Date of Graduation

Winter 2017

Document Type


Degree Name

Doctor of Education (Ed.D.)


School of Education


International & Multicultural Education EdD

First Advisor

Susan Katz

Second Advisor

Alejandro Covarrubias

Third Advisor

Darrick Smith


Student conduct processes in higher education have been studied and theorized extensively from a structural perspective, yielding a wealth of guidance for practitioners on how they can best design and administer disciplinary interventions (e.g., Lancaster & Waryold, 2008b). However, very little published research has focused on students' perceptions of and experiences with student conduct processes, and to what extent these are congruent with the espoused learning goals of student conduct practitioners (Dannells, 1997; Karp & Sacks, 2014; Stimpson & Stimpson, 2008). Among these scant studies, the findings of King (2012) and Karp and Sacks (2014) suggest that Black men may find their experiences as respondents in student conduct processes to be less fair and educational than do White students.

The purpose of this phenomenological qualitative study was to develop a better understanding of the experiences of Black male college students as respondents in the student conduct process at universities within the United States. Data were collected via one-on-one interviews with four participants who met the selection criteria for the study. Five themes emerged from the data: the salience of race within student conduct processes, personal experiences within the student conduct process, critiques of student conduct processes and systems, learning (or absence thereof) as a result of student conduct experiences, and recommendations for improving student conduct practice.

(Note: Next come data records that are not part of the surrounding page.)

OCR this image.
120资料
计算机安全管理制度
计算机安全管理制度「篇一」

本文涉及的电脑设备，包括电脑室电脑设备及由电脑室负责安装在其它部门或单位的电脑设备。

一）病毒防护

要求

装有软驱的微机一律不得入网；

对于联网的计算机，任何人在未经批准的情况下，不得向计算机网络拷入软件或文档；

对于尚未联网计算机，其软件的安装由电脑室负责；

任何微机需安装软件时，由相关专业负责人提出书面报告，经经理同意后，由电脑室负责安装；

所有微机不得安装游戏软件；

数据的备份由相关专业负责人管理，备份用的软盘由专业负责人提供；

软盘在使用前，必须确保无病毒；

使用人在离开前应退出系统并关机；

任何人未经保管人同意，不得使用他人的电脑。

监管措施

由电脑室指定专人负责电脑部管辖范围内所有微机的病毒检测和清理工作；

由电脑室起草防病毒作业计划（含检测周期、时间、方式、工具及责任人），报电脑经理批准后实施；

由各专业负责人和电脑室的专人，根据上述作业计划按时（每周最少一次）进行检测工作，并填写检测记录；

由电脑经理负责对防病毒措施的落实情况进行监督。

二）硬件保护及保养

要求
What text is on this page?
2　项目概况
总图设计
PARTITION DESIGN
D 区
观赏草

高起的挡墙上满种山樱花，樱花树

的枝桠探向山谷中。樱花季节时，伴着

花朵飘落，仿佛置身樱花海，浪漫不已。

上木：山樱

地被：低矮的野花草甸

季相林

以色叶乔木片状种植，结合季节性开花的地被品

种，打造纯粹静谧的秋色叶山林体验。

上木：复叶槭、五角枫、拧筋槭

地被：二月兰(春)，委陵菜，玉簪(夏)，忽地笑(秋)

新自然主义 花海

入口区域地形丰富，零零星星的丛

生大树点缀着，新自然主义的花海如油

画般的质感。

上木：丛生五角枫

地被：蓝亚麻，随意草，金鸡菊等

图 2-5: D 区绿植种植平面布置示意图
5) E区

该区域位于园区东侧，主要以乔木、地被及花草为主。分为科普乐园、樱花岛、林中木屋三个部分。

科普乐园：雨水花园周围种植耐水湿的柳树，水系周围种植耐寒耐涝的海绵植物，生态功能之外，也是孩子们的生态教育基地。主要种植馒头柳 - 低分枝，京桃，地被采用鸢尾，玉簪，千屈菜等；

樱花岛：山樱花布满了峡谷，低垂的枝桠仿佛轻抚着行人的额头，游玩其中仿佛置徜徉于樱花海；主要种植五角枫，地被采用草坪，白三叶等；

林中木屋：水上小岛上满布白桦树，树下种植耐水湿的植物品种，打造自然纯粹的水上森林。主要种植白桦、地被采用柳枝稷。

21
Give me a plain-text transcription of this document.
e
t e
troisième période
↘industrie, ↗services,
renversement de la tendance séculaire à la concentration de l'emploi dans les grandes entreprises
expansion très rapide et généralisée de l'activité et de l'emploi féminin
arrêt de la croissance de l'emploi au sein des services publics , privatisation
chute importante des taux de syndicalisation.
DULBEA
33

The findings of this study provide additional evidence that Black male collegians are often treated unfairly within student conduct processes, which serves as a barrier to any learning that may have otherwise occurred as a result of their experiences. Further, the findings point toward both specific strategies for transforming student conduct practice to be more racially equitable and additional questions worthy of future research endeavors.